As fiduciaries, investment advisers owe their clients a duty of care and a duty of loyalty, requiring them to put their clients’ interests above their own. As part of their fiduciary duty, advisers are obligated to take steps to protect client interests from being placed at risk as a result of the adviser’s inability to provide advisory services.… [C]lients are entitled to assume that advisers have taken the steps necessary to protect those interests in times of stress …. We believe it would be fraudulent and deceptive for an adviser to hold itself out as providing advisory services unless it has taken steps to protect clients’ interests from being placed at risk as a result of the adviser’s inability … to provide those services.

I detect some legal legerdemain here. It is one thing to say that an adviser must place the client’s interest first when managing the client’s assets; it’s quite another thing to say that client interests must come first in the management of the adviser’s business.
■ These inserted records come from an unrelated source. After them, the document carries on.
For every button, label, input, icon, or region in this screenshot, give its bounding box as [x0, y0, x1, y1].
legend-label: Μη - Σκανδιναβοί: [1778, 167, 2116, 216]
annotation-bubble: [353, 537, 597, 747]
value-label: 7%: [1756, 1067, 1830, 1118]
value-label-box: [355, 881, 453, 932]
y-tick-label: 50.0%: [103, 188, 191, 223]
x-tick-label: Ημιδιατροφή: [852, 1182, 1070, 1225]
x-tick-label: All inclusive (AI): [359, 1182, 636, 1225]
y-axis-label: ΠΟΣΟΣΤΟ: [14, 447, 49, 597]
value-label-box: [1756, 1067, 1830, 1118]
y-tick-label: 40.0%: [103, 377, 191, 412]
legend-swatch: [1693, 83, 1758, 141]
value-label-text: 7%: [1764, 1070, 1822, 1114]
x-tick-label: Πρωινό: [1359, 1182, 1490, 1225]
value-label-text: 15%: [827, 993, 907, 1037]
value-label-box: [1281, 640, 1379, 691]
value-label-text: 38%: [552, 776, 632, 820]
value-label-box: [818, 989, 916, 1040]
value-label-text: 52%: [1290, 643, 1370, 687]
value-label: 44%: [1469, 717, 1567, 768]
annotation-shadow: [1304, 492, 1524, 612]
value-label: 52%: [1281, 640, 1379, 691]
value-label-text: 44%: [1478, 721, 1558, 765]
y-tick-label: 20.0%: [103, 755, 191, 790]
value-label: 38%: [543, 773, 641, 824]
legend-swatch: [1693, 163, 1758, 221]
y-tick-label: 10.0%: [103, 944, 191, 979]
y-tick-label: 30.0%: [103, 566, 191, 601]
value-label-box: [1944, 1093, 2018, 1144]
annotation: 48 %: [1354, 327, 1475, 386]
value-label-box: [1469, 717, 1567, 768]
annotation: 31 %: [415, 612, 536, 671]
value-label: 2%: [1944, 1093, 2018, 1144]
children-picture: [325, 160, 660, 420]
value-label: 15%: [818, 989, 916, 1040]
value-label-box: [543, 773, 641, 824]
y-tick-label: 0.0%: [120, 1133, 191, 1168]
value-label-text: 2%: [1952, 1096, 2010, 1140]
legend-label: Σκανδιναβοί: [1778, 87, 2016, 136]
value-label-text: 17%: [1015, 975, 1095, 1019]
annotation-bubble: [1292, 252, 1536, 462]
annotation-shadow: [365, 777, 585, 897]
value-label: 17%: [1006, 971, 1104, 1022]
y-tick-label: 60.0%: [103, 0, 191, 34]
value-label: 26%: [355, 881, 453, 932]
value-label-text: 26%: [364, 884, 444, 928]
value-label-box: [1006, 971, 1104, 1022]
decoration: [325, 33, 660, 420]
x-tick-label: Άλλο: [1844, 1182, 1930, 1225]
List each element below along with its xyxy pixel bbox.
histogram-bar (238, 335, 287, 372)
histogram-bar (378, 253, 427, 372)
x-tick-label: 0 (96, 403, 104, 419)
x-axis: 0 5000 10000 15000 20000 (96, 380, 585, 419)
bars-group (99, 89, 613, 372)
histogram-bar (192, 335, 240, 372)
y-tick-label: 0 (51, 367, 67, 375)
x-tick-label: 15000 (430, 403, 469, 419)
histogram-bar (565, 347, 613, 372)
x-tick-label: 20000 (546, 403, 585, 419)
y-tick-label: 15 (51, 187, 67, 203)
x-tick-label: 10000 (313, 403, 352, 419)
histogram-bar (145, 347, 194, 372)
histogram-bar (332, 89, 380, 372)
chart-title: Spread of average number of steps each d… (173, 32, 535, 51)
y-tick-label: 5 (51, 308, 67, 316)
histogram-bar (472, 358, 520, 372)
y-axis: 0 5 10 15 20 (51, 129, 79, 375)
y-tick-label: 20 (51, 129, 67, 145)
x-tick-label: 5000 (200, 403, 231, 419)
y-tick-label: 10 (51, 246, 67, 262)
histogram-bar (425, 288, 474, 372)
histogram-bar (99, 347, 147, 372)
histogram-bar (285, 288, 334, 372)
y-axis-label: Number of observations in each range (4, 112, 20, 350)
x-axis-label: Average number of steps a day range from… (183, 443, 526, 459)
Moreover, by decreeing what “clients are entitled to assume,” the SEC would prevent advisers from negotiating their clients’ expectations. Before the proposed rule, I would have thought an adviser might disclose to clients that he or she may not always be available during “times of stress” and that clients could accept this risk. The SEC’s proposal now suggests this would be a deceptive practice.

Paths Not Taken

Section 204(a) of the Investment Advisers Act requires advisers to “make and keep for prescribed periods such records, furnish such copies thereof, and make and disseminate such reports as the Commission, by rule, may prescribe ….” The SEC could get much, although not all, that it is looking for by defining recordkeeping to include planning for accessing, updating and transferring client records in the event of a business disruption.

The SEC could also require advisers to disclose whether they have a BCTP and summarize any plan in their brochure, so that clients could gauge the adviser’s preparedness themselves. We would then complain about regulation through disclosure. But I would prefer to risk a fraud charge due to an actual misstatement, rather than due to disappointing expectations the SEC has created on the clients’ behalf.